Camden
 

Camden

Camden

1965

Be different

When the Greater London Council was set up in 1965, it transformed the boroughs that made up London. One of its new creations was the London Borough of Camden, a merger of three older boroughs in inner north London, with 240,000 people. Conventionally, the new borough would have asked the College of Heralds to design a coat of arms, that could be used on everything from the mayor’s stationery to the corporation dustcarts. But Camden wanted to be different.

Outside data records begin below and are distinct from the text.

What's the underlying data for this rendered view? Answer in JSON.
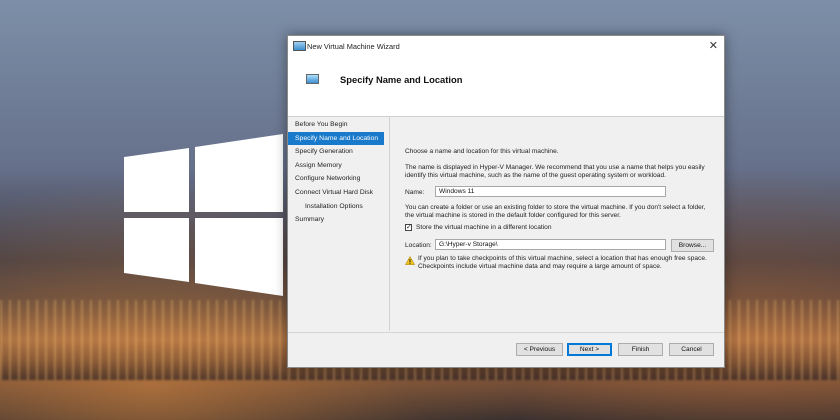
{
  "dialog": {
    "title": "New Virtual Machine Wizard",
    "close_glyph": "✕",
    "header_title": "Specify Name and Location"
  },
  "nav": {
    "items": [
      {
        "label": "Before You Begin"
      },
      {
        "label": "Specify Name and Location"
      },
      {
        "label": "Specify Generation"
      },
      {
        "label": "Assign Memory"
      },
      {
        "label": "Configure Networking"
      },
      {
        "label": "Connect Virtual Hard Disk"
      },
      {
        "label": "Installation Options"
      },
      {
        "label": "Summary"
      }
    ],
    "active_index": 1
  },
  "content": {
    "intro": "Choose a name and location for this virtual machine.",
    "name_help": "The name is displayed in Hyper-V Manager. We recommend that you use a name that helps you easily identify this virtual machine, such as the name of the guest operating system or workload.",
    "name_label": "Name:",
    "name_value": "Windows 11",
    "folder_help": "You can create a folder or use an existing folder to store the virtual machine. If you don't select a folder, the virtual machine is stored in the default folder configured for this server.",
    "store_checkbox_label": "Store the virtual machine in a different location",
    "store_checked": true,
    "location_label": "Location:",
    "location_value": "G:\\Hyper-v Storage\\",
    "browse_label": "Browse...",
    "warning_text": "If you plan to take checkpoints of this virtual machine, select a location that has enough free space. Checkpoints include virtual machine data and may require a large amount of space."
  },
  "buttons": {
    "previous": "< Previous",
    "next": "Next >",
    "finish": "Finish",
    "cancel": "Cancel"
  },
  "colors": {
    "accent": "#1979ca",
    "warning": "#f2c318"
  }
}
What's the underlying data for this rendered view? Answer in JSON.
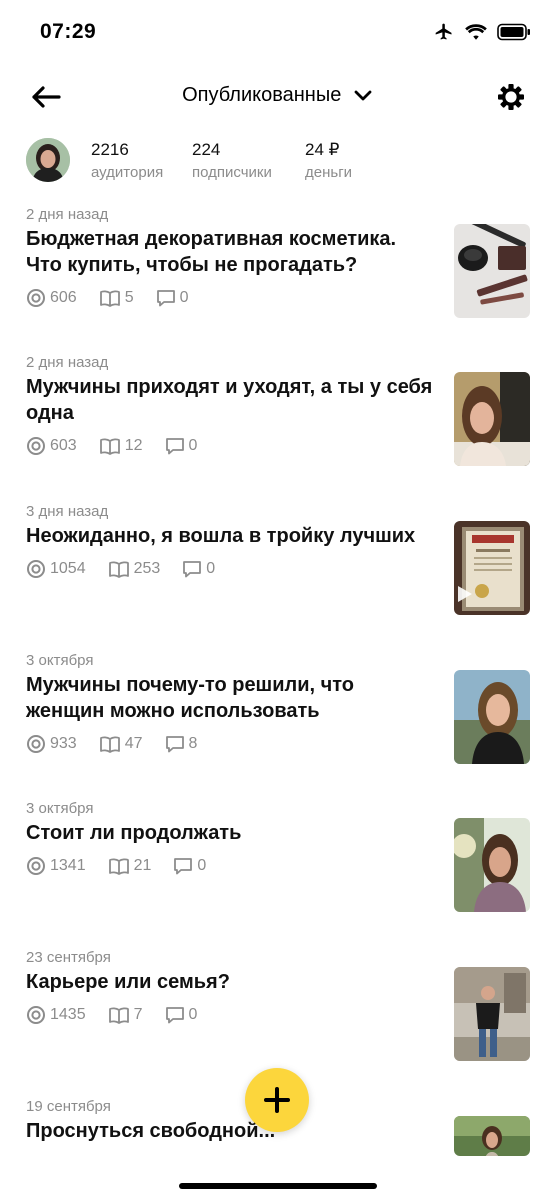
{
  "status_bar": {
    "time": "07:29"
  },
  "nav": {
    "title": "Опубликованные"
  },
  "profile": {
    "stats": [
      {
        "value": "2216",
        "label": "аудитория"
      },
      {
        "value": "224",
        "label": "подписчики"
      },
      {
        "value": "24 ₽",
        "label": "деньги"
      }
    ]
  },
  "posts": [
    {
      "date": "2 дня назад",
      "title": "Бюджетная декоративная косметика. Что купить, чтобы не прогадать?",
      "views": "606",
      "reads": "5",
      "comments": "0"
    },
    {
      "date": "2 дня назад",
      "title": "Мужчины приходят и уходят, а ты у себя одна",
      "views": "603",
      "reads": "12",
      "comments": "0"
    },
    {
      "date": "3 дня назад",
      "title": "Неожиданно, я вошла в тройку лучших",
      "views": "1054",
      "reads": "253",
      "comments": "0"
    },
    {
      "date": "3 октября",
      "title": "Мужчины почему-то решили, что женщин можно использовать",
      "views": "933",
      "reads": "47",
      "comments": "8"
    },
    {
      "date": "3 октября",
      "title": "Стоит ли продолжать",
      "views": "1341",
      "reads": "21",
      "comments": "0"
    },
    {
      "date": "23 сентября",
      "title": "Карьере или семья?",
      "views": "1435",
      "reads": "7",
      "comments": "0"
    },
    {
      "date": "19 сентября",
      "title": "Проснуться свободной...",
      "views": "",
      "reads": "",
      "comments": ""
    }
  ],
  "colors": {
    "fab": "#fcd63c",
    "secondary_text": "#8c8c8c"
  }
}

Voting, working, giving, receiving

Wolff Olins created an entirely new kind of symbol for a local authority – not obscure and heraldic, but straightforward and immediate. This would be a conspicuous symbol to define the arbitrary borders of the new authority – saying, in effect, ‘you are in Camden’ – and drawing attention to the work the council did for its people. The symbol was a pattern of eight interlocking hands – voting, working, giving, receiving – expressing the human interrelatedness of modern local government. The hands were in white, against a warm orange background.

Forty years

More than forty years on, Camden still uses the symbol, though it’s now green in colour. Dozens of local authorities have followed Camden’s lead, and tried to create friendly modern brands. In spite of all this, most local authorities are still largely seen as remote and inefficient. But Camden is nevertheless a marker – original and authentic – of a desire to be different and inefficient.